Lund Language Diversity Forum Blog

A blog about the wonderful diversity of the world's languages, updated biweekly by the members of Lund Language Diversity Forum.

Summer Etymologies: Reduplicating foreign words

On the 25th of July, Sandra posted a brilliant blogpost about different patterns that can emerge when loan words are integrated into native phonological systems. The next step is then to incorporate the new loan words into the native grammatical system, which likewise can give rise to interesting patterns. Tagalog, an Austronesian language spoken in the Philippines, can illustrate this.

Reduplication, the process in which a word or part of a word is repeated to encode some grammatical function, is a common morphological process in Tagalog. For Tagalog verbs, the first consonant and the first vowel is reduplicated to encode that an event will take place in the future. The verb sulat (‘write’) takes the form susulat, (‘will write’), repeating the initial [su]-sequence. Similarly, the verb basa (‘read’) takes the form babasa (‘will read’), repeating the [ba]-sequence.

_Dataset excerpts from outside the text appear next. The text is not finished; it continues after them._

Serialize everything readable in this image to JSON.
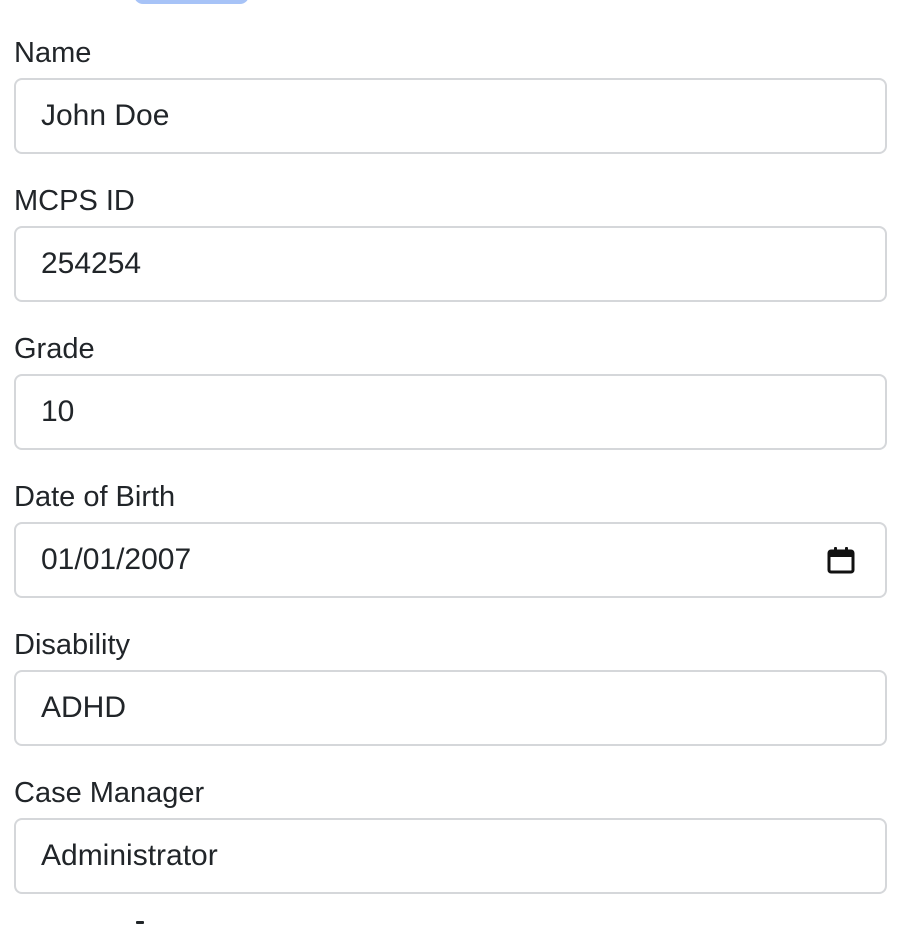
{
  "form": {
    "name": {
      "label": "Name",
      "value": "John Doe"
    },
    "mcps_id": {
      "label": "MCPS ID",
      "value": "254254"
    },
    "grade": {
      "label": "Grade",
      "value": "10"
    },
    "date_of_birth": {
      "label": "Date of Birth",
      "value": "01/01/2007",
      "icon": "calendar-icon"
    },
    "disability": {
      "label": "Disability",
      "value": "ADHD"
    },
    "case_manager": {
      "label": "Case Manager",
      "value": "Administrator"
    }
  },
  "colors": {
    "input_border": "#d5d7da",
    "text": "#212529",
    "top_pill": "#a7c3f7"
  }
}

As the attentive reader will have noticed, both examples begin with a single consonant. Indeed, native Tagalog words can at most begin with a single consonant, similar to the pattern discussed by Sandra for Finnish. However, loan words in Tagalog do not always follow this constraint, as can be illustrated with the loan word trak (from English ‘truck’, same meaning). This is also the case for verbs borrowed into the language, as with trabaho (from Spanish ‘trabajar’, meaning ‘to work’).

The question is then, how is this verb reduplicated? The pattern that we find is tatrabaho (will work), where the [r] is not reduplicated. The reduplicant (the segments that were reduplicated) follow the basic phonological patterns of the language, not the pattern found in the Base (the stem being reduplicated). As such, trabaho is a good examples of how the integration of loan words can give rise to new and interesting grammatical patterns!